On the flip side, you are correct in your intuition that recursive-descent parsers can handle a greater class of grammars than LL. Recursive-descent can handle any grammar which is LL(*) (that is, unlimited lookahead) as well as a small set of ambiguous grammars. This is because recursive-descent is actually a directly-encoded implementation of PEGs, or Parser Expression Grammar(s). Specifically, the disjunctive operator (a | b) is not commutative, meaning that a | b does not equal b | a. A recursive-descent parser will try each alternative in order. So if a matches the input, it will succeed even if b would have matched the input. This allows classic "longest match" ambiguities like the dangling else problem to be handled simply by ordering disjunctions correctly.

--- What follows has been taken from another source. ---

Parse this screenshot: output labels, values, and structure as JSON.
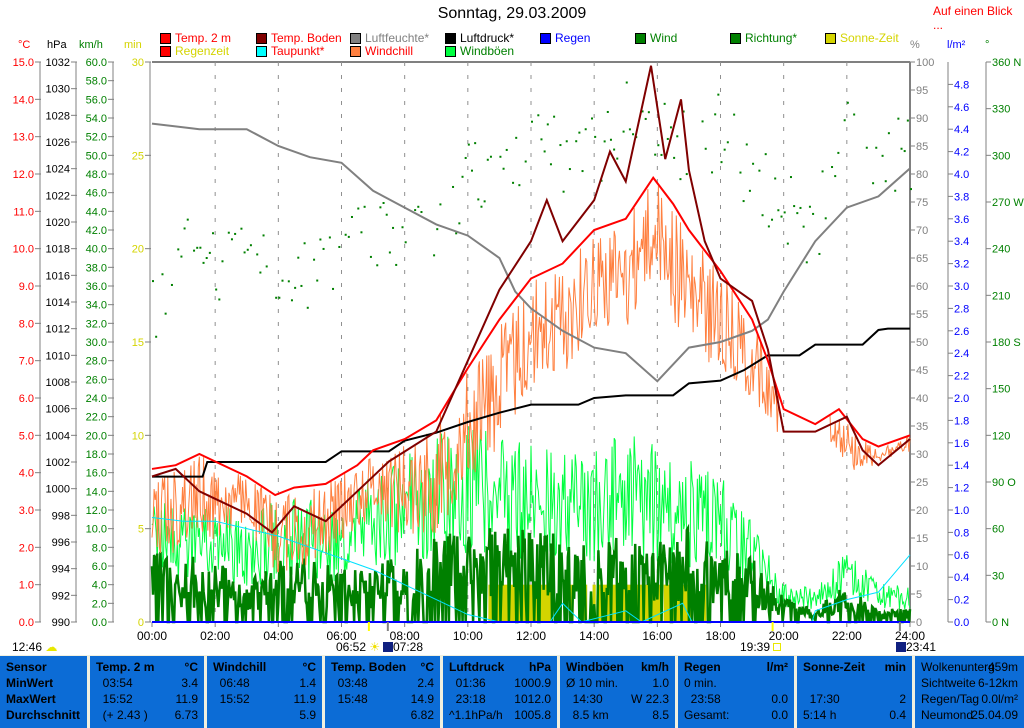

With all of that said, it is possible to implement an LL(k) parser using recursive-descent so that it runs in linear time. This is done by essentially inlining the predict sets so that each parse routine determines the appropriate production for a given input in constant time. Unfortunately, such a technique eliminates an entire class of grammars from being handled. Once we get into predictive parsing, problems like dangling else are no longer solvable with such ease.
As for why LL would be chosen over recursive-descent, it's mainly a question of efficiency and maintainability. Recursive-descent parsers are markedly easier to implement, but they're usually harder to maintain since the grammar they represent does not exist in any declarative form. Most non-trivial parser use-cases employ a parser generator such as ANTLR or Bison. With such tools, it really doesn't matter if the algorithm is directly-encoded recursive-descent or table-driven LL(k).
As a matter of interest, it is also worth looking into recursive-ascent, which is a parsing algorithm directly encoded after the fashion of recursive-descent, but capable of handling any LALR grammar. I would also dig into parser combinators, which are a functional way of composing recursive-descent parsers together.